Management Application
Administration of the service registry and the sessions is facilitated through a separate web application that is secured through CAS and limited to specified users. The management application is a new feature of the 4.2.x release. The default implementation only includes service registry management. The session management is a feature of the CAS server that by default is restricted to those that have access to the localhost serving the application. We have implemented the session management to be a part of the management application. This gives us two benefits over the CAS default. First, the session management is now accessible from locations outside the CAS host machine. This allows us to put further restrictions on who can access this feature, such as belonging to a LDAP group with permissions. Secondly, since we cluster three CAS servers to meet our load requirements, this gives us one place to view sessions on all three servers.
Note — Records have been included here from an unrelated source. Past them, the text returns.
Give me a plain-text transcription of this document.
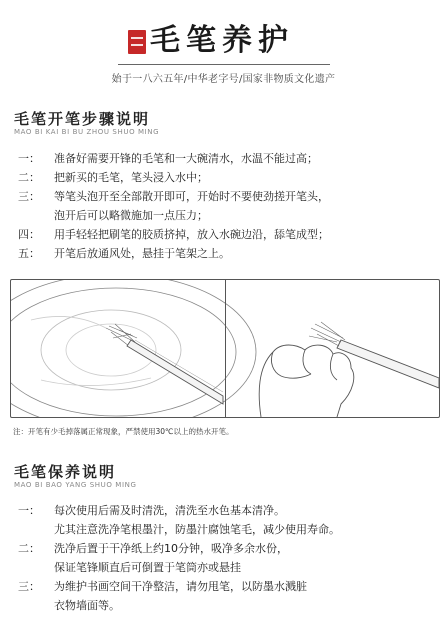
毛笔养护
始于一八六五年/中华老字号/国家非物质文化遗产
毛笔开笔步骤说明
MAO BI KAI BI BU ZHOU SHUO MING
一：	准备好需要开锋的毛笔和一大碗清水，水温不能过高；
二：	把新买的毛笔，笔头浸入水中；
三：	等笔头泡开至全部散开即可，开始时不要使劲搓开笔头，
泡开后可以略微施加一点压力；
四：	用手轻轻把刷笔的胶质挤掉，放入水碗边沿，舔笔成型；
五：	开笔后放通风处，悬挂于笔架之上。
注：开笔有少毛掉落属正常现象，严禁使用30℃以上的热水开笔。
毛笔保养说明
MAO BI BAO YANG SHUO MING
一：	每次使用后需及时清洗，清洗至水色基本清净。
尤其注意洗净笔根墨汁，防墨汁腐蚀笔毛，减少使用寿命。
二：	洗净后置于干净纸上约10分钟，吸净多余水份，
保证笔锋顺直后可倒置于笔筒亦或悬挂
三：	为维护书画空间干净整洁，请勿甩笔，以防墨水溅脏
衣物墙面等。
Service registry entries a stored in files in JSON format. The CAS server and management app periodically poll the directory these files are located at to load changes. We have extended the functionality of the management application to use a two phase commit process to commit and publish changes to services. We used Git repositories to implement this feature. This provides a record of changes made to services, and the ability to audit who made changes and for what reasons. It also provides the ability to restore the service registry to any past state.
Conclusions
While we have designed and implemented a robust solution of adding Duo MFA to our CAS login, there are two factors to consider for the future. First, there is ongoing efforts in IET to upgrade our Shibboleth server to version 3.2.1 with Duo MFA support. This version includes the ability to respond to both CAS and SAML protocols. This has the implications that Shibboleth could respond to CAS clients, and a standalone CAS server may not be needed. Details on this effort can be found /wiki/spaces/~tsschmidt/pages/249823473. Secondly, future versions of CAS are slated to have full MFA support. This would allow us to address the limitations that are outlined in this document. It would also mean that we could simplify our build process by no longer needing to apply our own patch to CAS source.